In many cases, there was no change in ranking position for top terms. Instead, it impacted long-tail terms or terms that did not really fit with the page. It appears the algorithm tightened up the terms and refined them to better match search intent.
Interestingly, it appears that keyword ranking stayed the same for positions 1 through 3 and 4 through 10, but dropped for longer-tail positions. In fact, we’ve been seeing cases where keywords ranking on page 1 actually increased in position, while total keywords decreased.
You can see an example of this here:
This report shows that while keywords in the top positions are holding steady, keywords in the 21+ positions have lost rank.

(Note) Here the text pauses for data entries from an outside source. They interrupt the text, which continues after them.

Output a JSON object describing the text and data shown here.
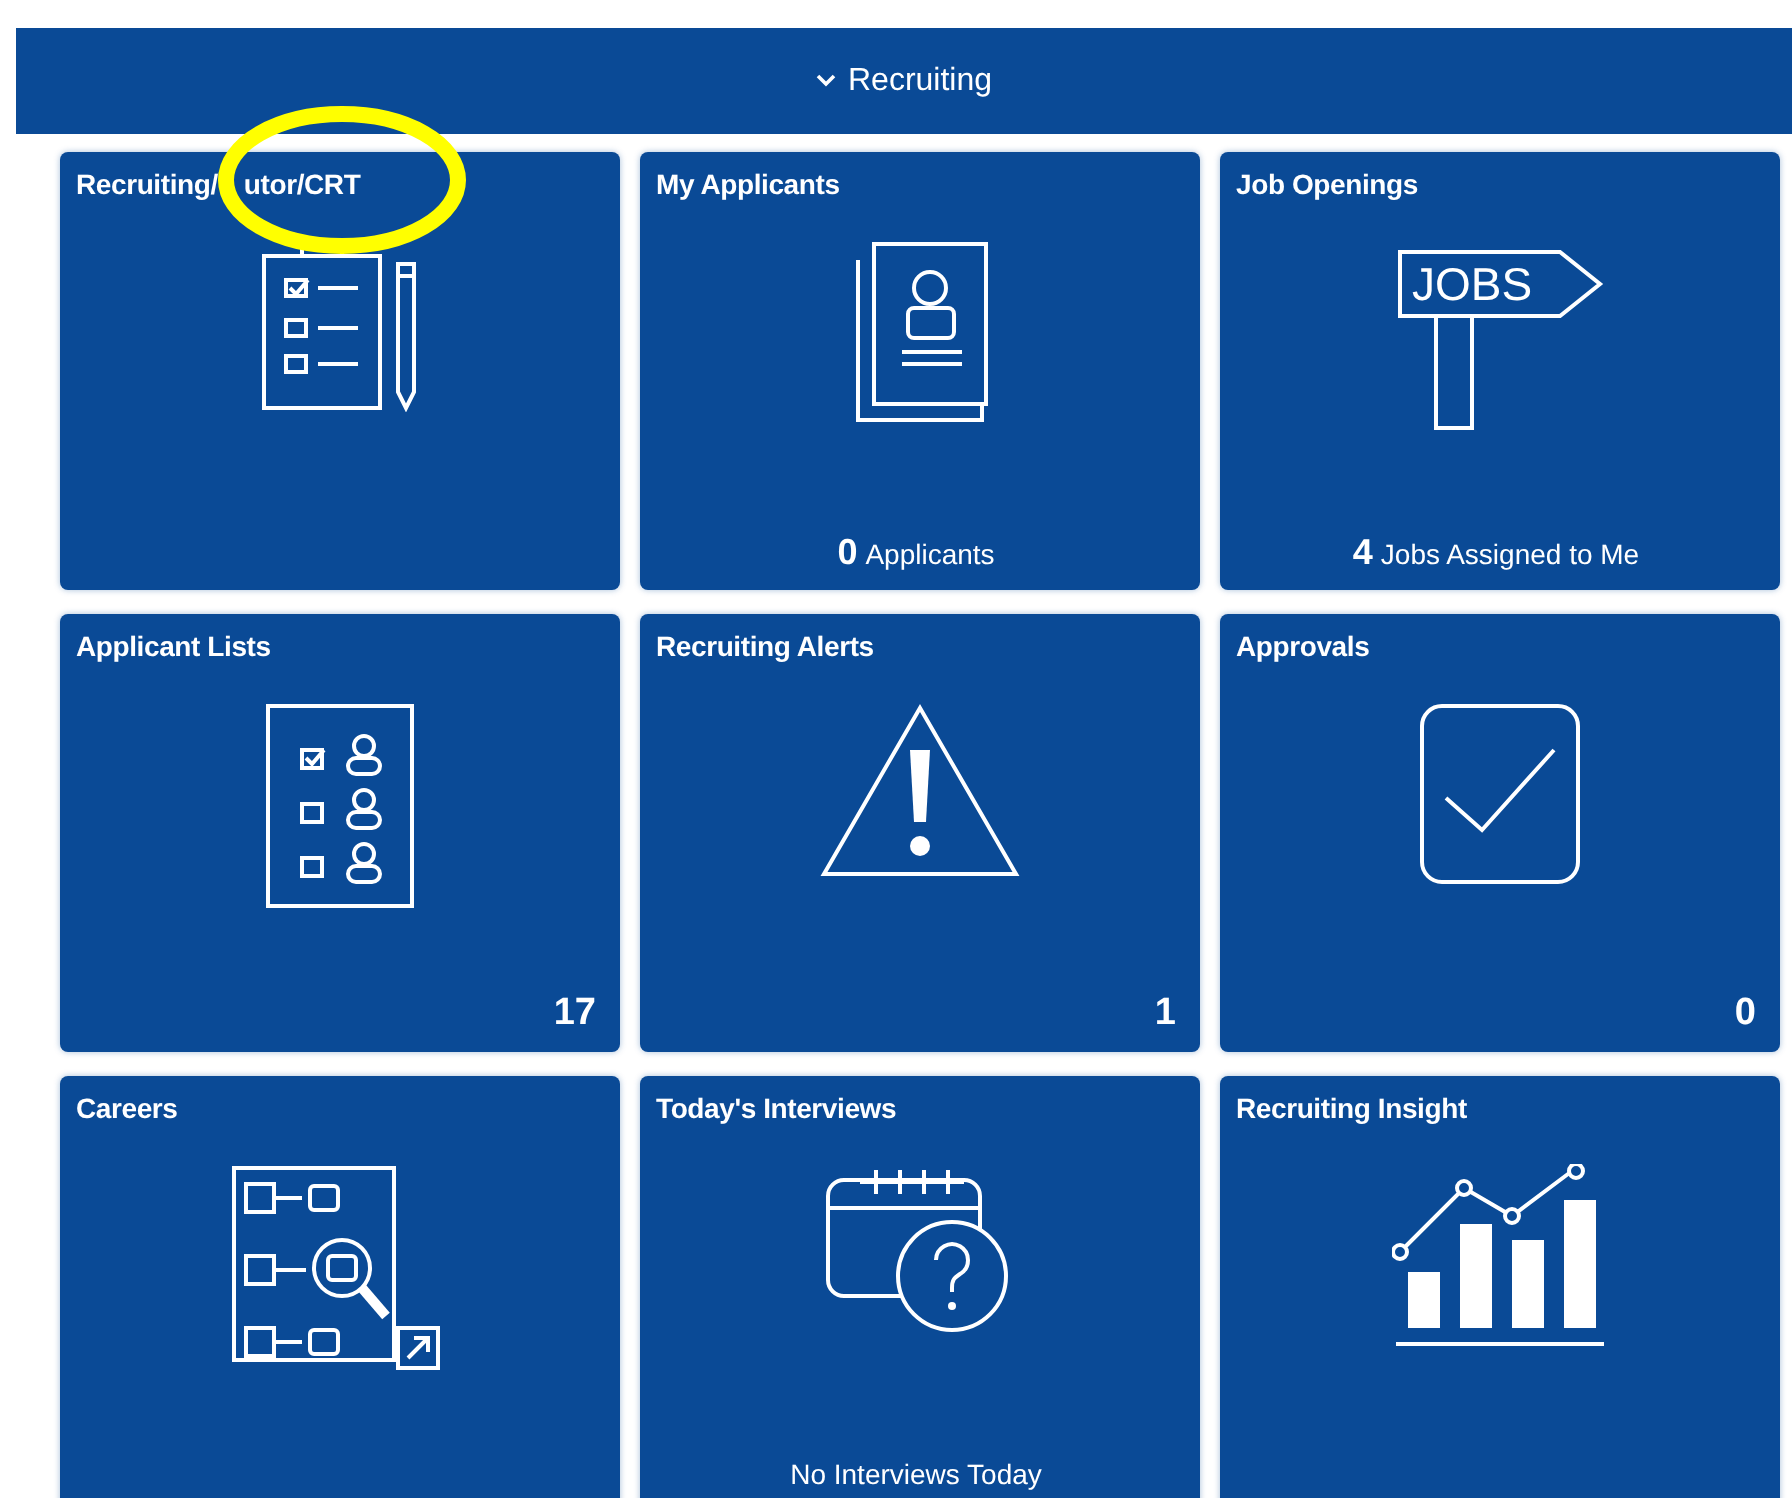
{
  "section": {
    "title": "Recruiting",
    "expanded": true
  },
  "tiles": [
    {
      "title": "Recruiting/",
      "title_continued": "utor/CRT",
      "highlighted": true
    },
    {
      "title": "My Applicants",
      "footer": {
        "kind": "count_label",
        "count": "0",
        "label": "Applicants"
      }
    },
    {
      "title": "Job Openings",
      "footer": {
        "kind": "count_label",
        "count": "4",
        "label": "Jobs Assigned to Me"
      },
      "sign_text": "JOBS"
    },
    {
      "title": "Applicant Lists",
      "footer": {
        "kind": "count",
        "count": "17"
      }
    },
    {
      "title": "Recruiting Alerts",
      "footer": {
        "kind": "count",
        "count": "1"
      }
    },
    {
      "title": "Approvals",
      "footer": {
        "kind": "count",
        "count": "0"
      }
    },
    {
      "title": "Careers"
    },
    {
      "title": "Today's Interviews",
      "footer": {
        "kind": "text",
        "label": "No Interviews Today"
      }
    },
    {
      "title": "Recruiting Insight"
    }
  ]
}
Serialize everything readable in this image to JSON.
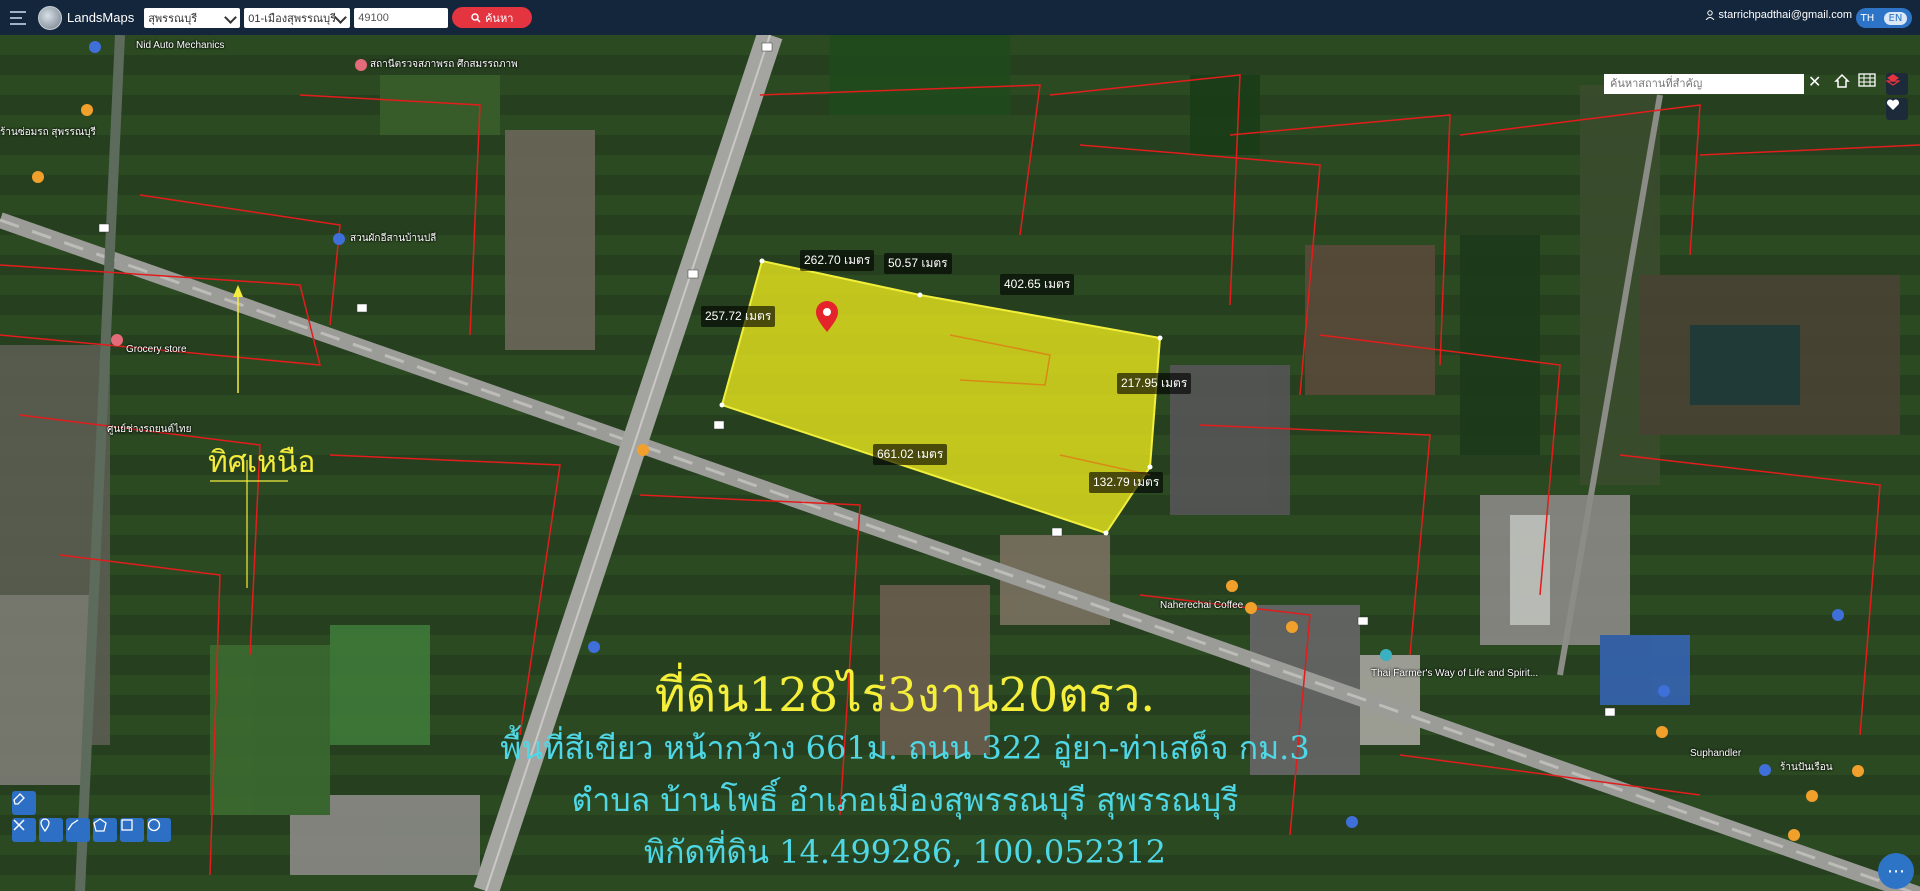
{
  "topbar": {
    "brand": "LandsMaps",
    "province": "สุพรรณบุรี",
    "district": "01-เมืองสุพรรณบุรี",
    "postcode": "49100",
    "search_label": "ค้นหา",
    "user_email": "starrichpadthai@gmail.com",
    "lang_th": "TH",
    "lang_en": "EN"
  },
  "map_search": {
    "placeholder": "ค้นหาสถานที่สำคัญ"
  },
  "places": {
    "p1": "Nid Auto Mechanics",
    "p2": "สถานีตรวจสภาพรถ ศึกสมรรถภาพ",
    "p3": "ร้านซ่อมรถ สุพรรณบุรี",
    "p4": "สวนผักอีสานบ้านปลี",
    "p5": "Grocery store",
    "p6": "ศูนย์ช่างรถยนต์ไทย",
    "p7": "Naherechai Coffee",
    "p8": "Thai Farmer's Way of Life and Spirit...",
    "p9": "Suphandler",
    "p10": "ร้านปันเรือน"
  },
  "measurements": {
    "m1": "262.70 เมตร",
    "m2": "50.57 เมตร",
    "m3": "402.65 เมตร",
    "m4": "257.72 เมตร",
    "m5": "217.95 เมตร",
    "m6": "661.02 เมตร",
    "m7": "132.79 เมตร"
  },
  "north_label": "ทิศเหนือ",
  "captions": {
    "line1": "ที่ดิน128ไร่3งาน20ตรว.",
    "line2": "พื้นที่สีเขียว หน้ากว้าง 661ม. ถนน 322 อู่ยา-ท่าเสด็จ กม.3",
    "line3": "ตำบล บ้านโพธิ์ อำเภอเมืองสุพรรณบุรี สุพรรณบุรี",
    "line4": "พิกัดที่ดิน 14.499286, 100.052312"
  },
  "colors": {
    "topbar": "#13263c",
    "parcel_fill": "#e4e21c",
    "boundary": "#e31c1c",
    "caption_title": "#f5ee3a",
    "caption_text": "#4fd7e6",
    "accent": "#e3343f"
  },
  "icons": [
    "menu-icon",
    "search-icon",
    "user-icon",
    "home-icon",
    "grid-icon",
    "layers-icon",
    "heart-icon",
    "eraser-icon",
    "map-pin-icon",
    "ruler-icon",
    "polygon-icon",
    "rectangle-icon",
    "circle-icon",
    "chat-icon"
  ]
}
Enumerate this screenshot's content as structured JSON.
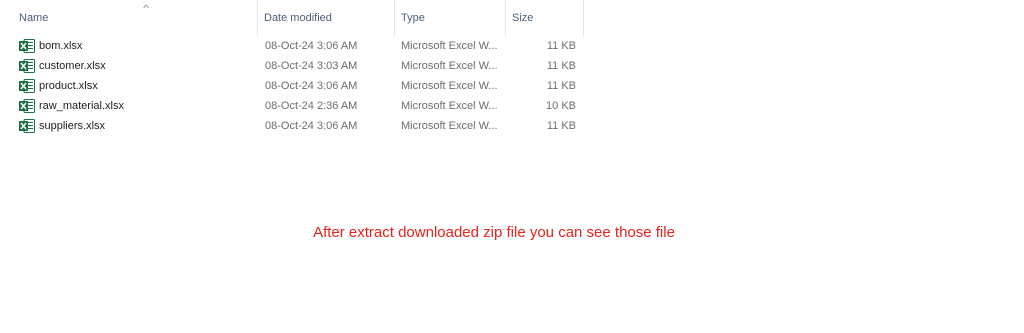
{
  "columns": {
    "name": "Name",
    "date_modified": "Date modified",
    "type": "Type",
    "size": "Size"
  },
  "sort_indicator": "^",
  "files": [
    {
      "name": "bom.xlsx",
      "date": "08-Oct-24 3:06 AM",
      "type": "Microsoft Excel W...",
      "size": "11 KB",
      "icon": "excel-file-icon"
    },
    {
      "name": "customer.xlsx",
      "date": "08-Oct-24 3:03 AM",
      "type": "Microsoft Excel W...",
      "size": "11 KB",
      "icon": "excel-file-icon"
    },
    {
      "name": "product.xlsx",
      "date": "08-Oct-24 3:06 AM",
      "type": "Microsoft Excel W...",
      "size": "11 KB",
      "icon": "excel-file-icon"
    },
    {
      "name": "raw_material.xlsx",
      "date": "08-Oct-24 2:36 AM",
      "type": "Microsoft Excel W...",
      "size": "10 KB",
      "icon": "excel-file-icon"
    },
    {
      "name": "suppliers.xlsx",
      "date": "08-Oct-24 3:06 AM",
      "type": "Microsoft Excel W...",
      "size": "11 KB",
      "icon": "excel-file-icon"
    }
  ],
  "annotation": "After extract downloaded zip file you can see those file",
  "colors": {
    "header_text": "#4c607a",
    "annotation": "#e8231c",
    "excel_green": "#1d7044"
  }
}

This could be a cause of Google cracking down on longer keywords that may not be as relevant to the page their associated with. It appears that Google is making an effort to match keywords more closely with user intent, and therefore being more particular with the keywords it matches with a given page.
Take a look at this screenshot:
It shows a clear loss in rank for keywords that aren’t directly related to the content on the given page.
If that’s the case, it may mean refining your content strategy to target only the most relevant and to-the-point keywords in your content, rather than going after longer, more general terms.
The drop is not dependent on mobile or desktop.
Though Google has been depending more on more on mobile results for indexing and ranking, it appears that searches were affected equally across mobile and desktop.
Our analysis shows that both were impacted.
Wrapping up the Google September 2019 Core Update
As far as we can tell, this latest update is Google’s attempt to zero in even closer on user intent by weeding out keywords that aren’t especially relevant on a given page.
Going forward, pay close attention to your keyword strategy and continue to monitor your rankings over the coming weeks.